How your final result is determined
To pass this unit, you need to demonstrate your attainment of each of the Intended Learning Outcomes, achieve a final unit grade of 50% or greater, and pass any hurdle tasks.
 
Submission of assignments
Where practicable, assignments should be submitted to an assignment submission folder in MYLO. You must submit assignments by the due date or receive a penalty (unless an extension of time has been approved by the Unit Coordinator).

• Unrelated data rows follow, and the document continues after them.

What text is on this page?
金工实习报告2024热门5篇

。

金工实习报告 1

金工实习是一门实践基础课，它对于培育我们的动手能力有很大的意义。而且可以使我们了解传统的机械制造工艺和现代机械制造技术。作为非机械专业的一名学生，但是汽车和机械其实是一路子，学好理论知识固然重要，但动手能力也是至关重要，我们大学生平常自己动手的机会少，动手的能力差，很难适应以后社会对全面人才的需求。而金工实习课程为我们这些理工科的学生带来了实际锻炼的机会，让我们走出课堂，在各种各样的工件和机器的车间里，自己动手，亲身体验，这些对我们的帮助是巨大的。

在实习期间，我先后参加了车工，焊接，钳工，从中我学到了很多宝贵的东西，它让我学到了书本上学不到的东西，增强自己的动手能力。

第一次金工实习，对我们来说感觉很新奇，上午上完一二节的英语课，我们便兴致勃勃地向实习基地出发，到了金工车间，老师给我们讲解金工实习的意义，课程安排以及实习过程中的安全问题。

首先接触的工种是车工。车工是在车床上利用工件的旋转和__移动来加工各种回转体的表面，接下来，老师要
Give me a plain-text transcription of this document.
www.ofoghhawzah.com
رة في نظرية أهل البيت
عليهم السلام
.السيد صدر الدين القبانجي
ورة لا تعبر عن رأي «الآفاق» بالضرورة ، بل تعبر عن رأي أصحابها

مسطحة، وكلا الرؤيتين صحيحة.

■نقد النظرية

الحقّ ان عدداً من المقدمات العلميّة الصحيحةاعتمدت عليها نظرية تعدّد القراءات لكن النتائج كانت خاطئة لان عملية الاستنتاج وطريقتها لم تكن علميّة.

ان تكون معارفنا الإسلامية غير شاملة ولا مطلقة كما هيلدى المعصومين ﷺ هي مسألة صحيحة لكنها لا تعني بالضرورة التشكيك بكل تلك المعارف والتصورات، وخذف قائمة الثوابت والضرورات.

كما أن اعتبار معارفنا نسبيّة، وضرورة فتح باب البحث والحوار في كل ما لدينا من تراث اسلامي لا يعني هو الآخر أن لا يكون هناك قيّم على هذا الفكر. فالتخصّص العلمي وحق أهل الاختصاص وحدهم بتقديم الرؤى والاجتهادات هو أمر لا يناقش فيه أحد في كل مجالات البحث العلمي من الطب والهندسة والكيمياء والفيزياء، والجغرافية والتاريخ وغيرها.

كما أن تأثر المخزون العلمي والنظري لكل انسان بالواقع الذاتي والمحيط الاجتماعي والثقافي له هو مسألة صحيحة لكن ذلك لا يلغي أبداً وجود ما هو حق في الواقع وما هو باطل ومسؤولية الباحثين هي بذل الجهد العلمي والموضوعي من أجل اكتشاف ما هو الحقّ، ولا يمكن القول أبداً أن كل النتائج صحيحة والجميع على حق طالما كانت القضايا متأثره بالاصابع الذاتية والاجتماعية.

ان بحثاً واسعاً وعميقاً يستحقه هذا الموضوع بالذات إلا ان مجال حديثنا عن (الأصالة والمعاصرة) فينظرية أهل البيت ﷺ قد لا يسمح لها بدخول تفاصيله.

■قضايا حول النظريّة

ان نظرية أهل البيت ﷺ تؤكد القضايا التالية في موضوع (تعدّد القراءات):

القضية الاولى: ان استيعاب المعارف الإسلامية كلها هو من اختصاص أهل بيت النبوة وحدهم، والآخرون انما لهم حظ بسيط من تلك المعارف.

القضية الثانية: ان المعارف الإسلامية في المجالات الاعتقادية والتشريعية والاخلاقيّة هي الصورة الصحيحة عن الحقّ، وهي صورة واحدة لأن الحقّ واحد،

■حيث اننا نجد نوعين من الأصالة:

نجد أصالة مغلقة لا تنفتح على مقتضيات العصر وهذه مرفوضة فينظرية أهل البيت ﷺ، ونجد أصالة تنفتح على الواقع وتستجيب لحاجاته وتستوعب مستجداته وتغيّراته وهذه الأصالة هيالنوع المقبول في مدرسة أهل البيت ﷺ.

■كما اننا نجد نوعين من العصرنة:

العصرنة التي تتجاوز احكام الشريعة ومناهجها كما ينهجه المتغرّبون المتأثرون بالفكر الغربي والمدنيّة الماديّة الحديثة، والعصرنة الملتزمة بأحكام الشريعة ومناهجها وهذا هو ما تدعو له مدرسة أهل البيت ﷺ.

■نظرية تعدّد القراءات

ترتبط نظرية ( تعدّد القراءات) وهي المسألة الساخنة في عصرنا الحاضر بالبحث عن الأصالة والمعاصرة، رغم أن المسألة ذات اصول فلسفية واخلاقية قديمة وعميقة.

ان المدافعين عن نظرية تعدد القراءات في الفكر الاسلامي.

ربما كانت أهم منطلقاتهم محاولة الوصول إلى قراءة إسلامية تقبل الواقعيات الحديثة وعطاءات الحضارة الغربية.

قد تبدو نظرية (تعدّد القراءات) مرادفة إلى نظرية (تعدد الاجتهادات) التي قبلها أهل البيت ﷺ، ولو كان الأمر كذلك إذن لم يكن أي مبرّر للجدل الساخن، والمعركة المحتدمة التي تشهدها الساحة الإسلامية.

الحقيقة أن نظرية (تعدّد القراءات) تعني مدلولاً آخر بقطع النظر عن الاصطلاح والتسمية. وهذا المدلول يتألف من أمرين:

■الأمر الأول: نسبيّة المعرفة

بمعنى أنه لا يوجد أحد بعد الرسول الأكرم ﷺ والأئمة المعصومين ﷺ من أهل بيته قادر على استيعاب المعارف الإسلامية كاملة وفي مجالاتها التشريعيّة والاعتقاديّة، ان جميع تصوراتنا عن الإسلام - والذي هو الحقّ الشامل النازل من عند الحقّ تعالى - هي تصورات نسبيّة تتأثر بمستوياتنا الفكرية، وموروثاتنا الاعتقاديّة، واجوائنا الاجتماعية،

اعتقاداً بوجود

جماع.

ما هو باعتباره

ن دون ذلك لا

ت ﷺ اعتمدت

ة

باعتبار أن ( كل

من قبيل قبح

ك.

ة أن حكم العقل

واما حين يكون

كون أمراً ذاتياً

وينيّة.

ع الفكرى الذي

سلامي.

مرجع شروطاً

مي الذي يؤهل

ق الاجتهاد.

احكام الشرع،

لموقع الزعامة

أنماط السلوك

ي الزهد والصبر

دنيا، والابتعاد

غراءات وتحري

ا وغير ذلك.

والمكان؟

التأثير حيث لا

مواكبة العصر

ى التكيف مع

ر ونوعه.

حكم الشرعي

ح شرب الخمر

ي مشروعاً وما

Students submitting any assignment in hard copy, or because of a practicum finalisation, must attach a student cover sheet and signed declaration for the submission to be accepted for marking.
 
Requests for extensions
If you are unable to submit an assessment task by the due date, you should apply for an extension.
 
A request for an extension should first be discussed with your Unit Coordinator or teaching support team where possible. A request for an extension must be submitted by the assessment due date, except where you can provide evidence it was not possible to do so. Typically, an application for an extension will be supported by documentary evidence: however, where it is not possible for you to provide evidence please contact your Unit Coordinator.
 
The Unit Coordinator must notify you of the outcome of an extension request within 3 working days of receiving the request.
Late penalties
Assignments submitted after the deadline will receive a late penalty of 5% of the original available mark for each calendar day (or part day) that the assignment is late. Late submissions will not be accepted more than 10 calendar days after the due date, or after assignments have been returned to other students on a scheduled date, whichever occurs first. Further information on Late Penalties can be found on the Assessments and Results Procedure.
 
Review of results and appeals
You are entitled to ask for a review of the marking and grading of your assessment task if there is an irregularity in the marking standards or an error in the process for determining the outcome of an assessment. Details on how to request a review of a mark for an assignment are outlined in the Review and Appeal of Academic Decisions Procedure.